In allen Gruppen gab es ein Bewusstsein für die verschiedenen Ansprüche, die unterschiedliche Gruppen an die Innenstadt stellen – für manche ist sie ein Kommunikationsort und Treffpunkt, andere suchen ein Einkaufserlebnis und für wieder andere hängt ihre Existenz an dem dortigen Gewerbe. Gleichzeitig zeugten viele Wortbeiträge von einer starken Verbundenheit mit Lemgo und dem Wunsch, diese Verbundenheit auch zukünftig leben zu wollen.

Einige der vorgebrachten Themen kamen in allen Gruppen zur Sprache. Die Lust aufs „Offline-Shopping“ zu stärken und mit Angeboten, Veranstaltungen und neuen Treffpunkten auch besonders jüngere Zielgruppen anzusprechen, waren zwei übergeordnete Ansprüche. Die konkreten Ideen reichten dazu von der Schaffung eines Veranstaltungsortes für ein jüngeres und auch studentisches Publikum über die Installation von multifunktionalen Stadtmöbeln bis hin zur Schaffung von Wohnraum in der Fußgängerzone.

Mehrfach wurde auch der Wunsch nach einem verstärkten Angebot von Waren des alltäglichen Gebrauchs genannt. Ein Wasserspielplatz an der Bega, überdachte Sitzgelegenheiten im Auenpark und eine Anpassung der Ladenöffnungszeiten, um vielen Arbeitnehmerinnen und Arbeitnehmern entgegen zu kommen, wurden ebenfalls vorgeschlagen. Ein grünes Klassenzimmer oder Arbeitszimmer und mobile Bäume waren Thema. Die Liste mit weiteren Vorschlägen war lang.

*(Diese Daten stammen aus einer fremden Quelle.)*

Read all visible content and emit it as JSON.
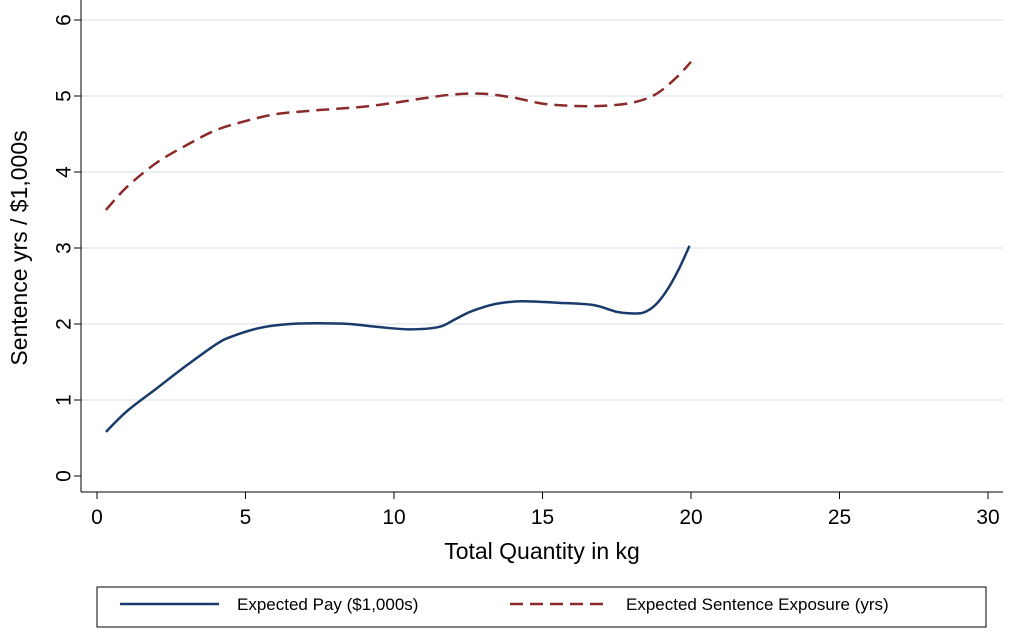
{
  "chart_data": {
    "type": "line",
    "title": "",
    "xlabel": "Total Quantity in kg",
    "ylabel": "Sentence yrs / $1,000s",
    "xlim": [
      0,
      30
    ],
    "ylim": [
      0,
      6
    ],
    "xticks": [
      0,
      5,
      10,
      15,
      20,
      25,
      30
    ],
    "yticks": [
      0,
      1,
      2,
      3,
      4,
      5,
      6
    ],
    "grid": "horizontal",
    "legend_position": "bottom",
    "series": [
      {
        "name": "Expected Pay ($1,000s)",
        "color": "#1a3a6b",
        "style": "solid",
        "points": [
          [
            0.3,
            0.58
          ],
          [
            1.0,
            0.85
          ],
          [
            2.0,
            1.15
          ],
          [
            3.0,
            1.45
          ],
          [
            4.0,
            1.73
          ],
          [
            4.5,
            1.83
          ],
          [
            5.5,
            1.95
          ],
          [
            6.5,
            2.0
          ],
          [
            7.5,
            2.01
          ],
          [
            8.5,
            2.0
          ],
          [
            9.5,
            1.96
          ],
          [
            10.5,
            1.93
          ],
          [
            11.5,
            1.96
          ],
          [
            12.0,
            2.05
          ],
          [
            12.5,
            2.15
          ],
          [
            13.0,
            2.22
          ],
          [
            13.5,
            2.27
          ],
          [
            14.3,
            2.3
          ],
          [
            15.5,
            2.28
          ],
          [
            16.7,
            2.25
          ],
          [
            17.5,
            2.16
          ],
          [
            18.0,
            2.14
          ],
          [
            18.4,
            2.15
          ],
          [
            18.8,
            2.25
          ],
          [
            19.2,
            2.45
          ],
          [
            19.6,
            2.73
          ],
          [
            19.95,
            3.03
          ]
        ]
      },
      {
        "name": "Expected Sentence Exposure (yrs)",
        "color": "#8b2a2a",
        "style": "dashed",
        "points": [
          [
            0.3,
            3.5
          ],
          [
            1.0,
            3.8
          ],
          [
            2.0,
            4.12
          ],
          [
            3.0,
            4.35
          ],
          [
            4.0,
            4.55
          ],
          [
            5.0,
            4.67
          ],
          [
            6.0,
            4.76
          ],
          [
            7.0,
            4.8
          ],
          [
            8.0,
            4.83
          ],
          [
            9.0,
            4.86
          ],
          [
            10.0,
            4.91
          ],
          [
            11.0,
            4.97
          ],
          [
            12.0,
            5.02
          ],
          [
            13.0,
            5.03
          ],
          [
            14.0,
            4.98
          ],
          [
            15.0,
            4.9
          ],
          [
            16.0,
            4.87
          ],
          [
            17.0,
            4.87
          ],
          [
            18.0,
            4.91
          ],
          [
            18.8,
            5.02
          ],
          [
            19.5,
            5.24
          ],
          [
            20.0,
            5.45
          ]
        ]
      }
    ]
  }
}
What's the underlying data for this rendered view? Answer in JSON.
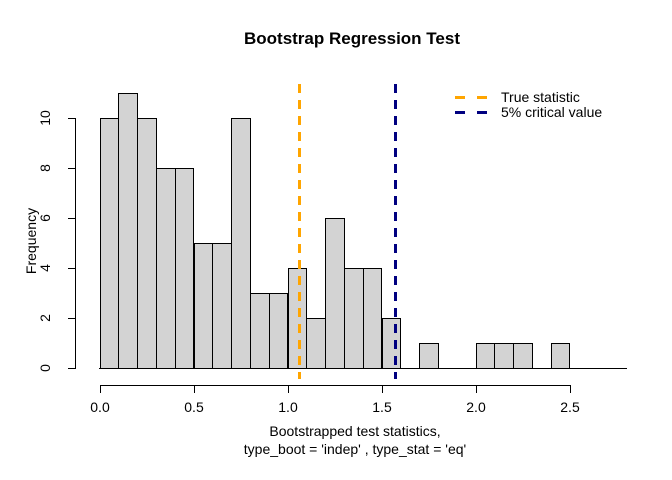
{
  "chart_data": {
    "type": "bar",
    "subtype": "histogram",
    "title": "Bootstrap Regression Test",
    "xlabel_line1": "Bootstrapped test statistics,",
    "xlabel_line2": "type_boot = 'indep' , type_stat = 'eq'",
    "ylabel": "Frequency",
    "bins": {
      "start": 0.0,
      "width": 0.1
    },
    "counts": [
      10,
      11,
      10,
      8,
      8,
      5,
      5,
      10,
      3,
      3,
      4,
      2,
      6,
      4,
      4,
      2,
      0,
      1,
      0,
      0,
      1,
      1,
      1,
      0,
      1
    ],
    "total_observations": 100,
    "x_tick_values": [
      0.0,
      0.5,
      1.0,
      1.5,
      2.0,
      2.5
    ],
    "x_tick_labels": [
      "0.0",
      "0.5",
      "1.0",
      "1.5",
      "2.0",
      "2.5"
    ],
    "y_tick_values": [
      0,
      2,
      4,
      6,
      8,
      10
    ],
    "y_tick_labels": [
      "0",
      "2",
      "4",
      "6",
      "8",
      "10"
    ],
    "xlim": [
      0.0,
      2.5
    ],
    "ylim": [
      0,
      11
    ],
    "grid": false,
    "legend_position": "top-right",
    "bar_fill_color": "#D3D3D3",
    "bar_border_color": "#000000",
    "vlines": [
      {
        "label": "True statistic",
        "value": 1.06,
        "color": "#FFA500",
        "style": "dashed"
      },
      {
        "label": "5% critical value",
        "value": 1.57,
        "color": "#000080",
        "style": "dashed"
      }
    ],
    "legend_entries": [
      {
        "label": "True statistic",
        "color": "#FFA500",
        "line_style": "dashed"
      },
      {
        "label": "5% critical value",
        "color": "#000080",
        "line_style": "dashed"
      }
    ]
  }
}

Die Vielzahl der Ideen werden in den kommenden Tagen von der Verwaltung und Lemgo Marketing gesichtet. Schon jetzt zeigt ein Fotoprotokoll auf www.lemgo.de/innenstadt als Zwischenergebnis das, was in den Gruppen erarbeitet wurde. Es besteht weiterhin die Möglichkeit, Ideen über innenstadt@lemgo.de nachzureichen oder den direkten Kontakt zu den Ansprechpartnerinnen und Ansprechpartnern zu suchen. Es wird zudem weitere Veranstaltungen (u.a. für Eigentümerinnen und Eigentümer, Gewerbetreibende, Jugendliche, im Rahmen des integrierten Stadtentwicklungskonzepts) geben. Die Ergebnisse dienen als Grundlage für die weitere Zusammenarbeit und weitere Veranstaltungen und Prozesse.